Among the many wild mammals living on Mount Desert Island is the well known and most misunderstood skunk. Their only defense against an enemy is to use their powerful scent glands. Skunks can’t run very fast, and they are not good fighters. Spraying the well known scent from glands near the tail is their only defense. When a skunk is not annoyed there is no smell at all. Dogs and cats annoying them will prompt them to spray.
Skunks spend their time foraging for food wherever they live, be it in a small town or out in the country. Always retreat if you meet one or let it pass by quietly. I came out of the town office building one night and almost tripped on one going to my car. It was about 10:30 p.m. and just the right time for them to be out looking for food. There are so many places for them to find food in Bar Harbor it probably seems like a great place to live for them. Just be a good neighbor, speak softly, keep your dog under control and move slowly.
If skunks should take up residence under your house or garage try to learn to live with them as peaceful neighbors and you’ll have no problem. If it seems to be an impossible situation, get one of the local animal control people here on MDI to find them a new home in a safe place.
They are native mammals and we all should treat them respectfully. It’s their island too. Talk softly, move slowly, and keep your dog quiet. Be a good neighbor.
Skunks play a bit role in one of many chains of life in the natural world. Strangely enough, skunks greatly affect the duck population here on MDI.
It works this way: each year female snapping turtles lay 50 eggs at a time in the spring. The adult females deposit the eggs in holes they have dug, then cover them up with sand or dirt, moisten them and leaves. Their motherhood duties are then done.
If all the snapping turtle nests on this island produced healthy snapping turtles each year and they moved into island ponds we would have too many snapping turtles. Once a snapping turtle is big it can’t be killed by many creatures, except men and cars. The snapping turtles, like reptile submarines, would eat the baby ducks as the small birds swam around the lakes and ponds. They would not have a chance for survival. Small birds along the shore and ducks would also be eaten.
Skunks control the population of snapping turtles on this island by digging up the eggs for a tasty treat. Foxes and raccoons also eat some of the eggs but skunks are the main predators doing so and they deserve lots of credit for doing this and keeping nature in balance.
Ring-billed gulls always make me laugh. They are so comfortable and right at home with humans and their cars moving by them. They seem right at home in the mall parking lots in Ellsworth and also at the Thompson Island Picnic area and down by the Waterfront in Ellsworth.
These gulls are quite beautiful in a quiet way. They are a little larger than a crow but they act like herring gulls and have a dark ring around their bills rather than a red spot. Since they tend to be very tame, if you see one you will most likely be able to get very close to it and get a good look at its yellow feet.

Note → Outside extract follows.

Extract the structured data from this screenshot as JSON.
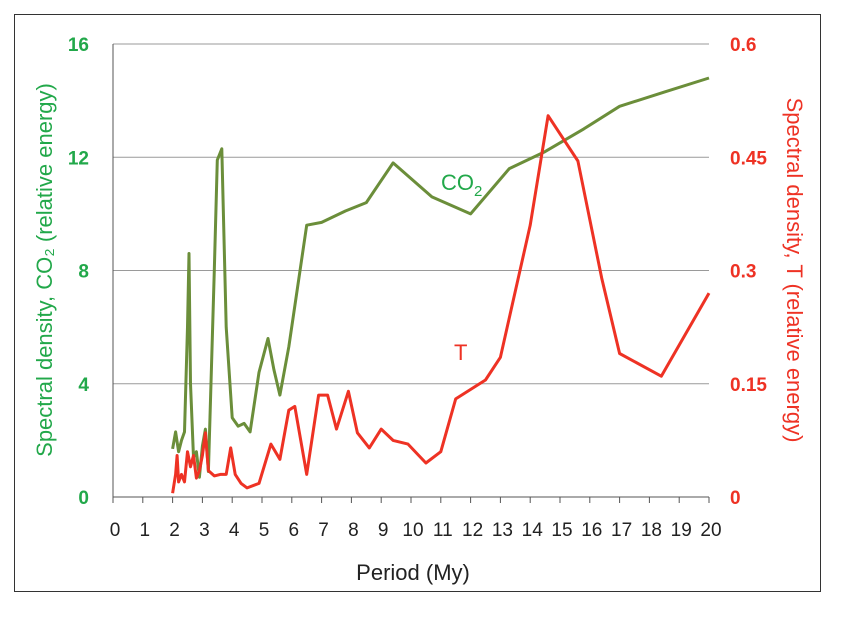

Ring-billed gulls are great insect eaters with a particular love for grasshoppers stirred up in a plowed field. In flight, they can seize a grasshopper as easily as a swallow in hot pursuit of smaller insects. If one of these gulls sees something edible in the water it floats down slowly or plunges downward and grabs the food without wetting its plumage.
These birds are very gregarious and usually seen in large flocks of its own or with other species. Thompson Island is a great place to watch them. These gulls nest fifteen miles east of MDI on Petit Manan Island, a part of the National Wildlife Refuge on the eastern Maine coast. They do not nest on MDI or in the park.
While writing my latest book “Living on the Edge,” and giving talks at local libraries about it I was happy to find a sea urchin on the beach one day. Sea urchins are strange little creatures much sought after by our resident eider ducks for food. And the ducks swallow them whole! This is no small feat to accomplish for the urchin is very prickly, like a pin cushion!
Once down the throat of the eider the bird’s gizzard grinds it up for consumption. The sea urchin provides good food for some birds, some mammals and some people.
The sea urchin’s eating technique is quite a procedure. These creatures have a mouth structure that has been nicknamed Aristotle’s lantern. At the center of this “lantern” are five teeth that come together like a bird’s beak. With these strong teeth the urchin scrapes algae off the rocks. As the teeth wear down, they continue to grow.
High surf, wind and rain bring sea birds close to the shore. Lend them a helping hand, for some have trouble walking on land and some are unable to take off from land. Give them a chance to survive by putting them back in the water.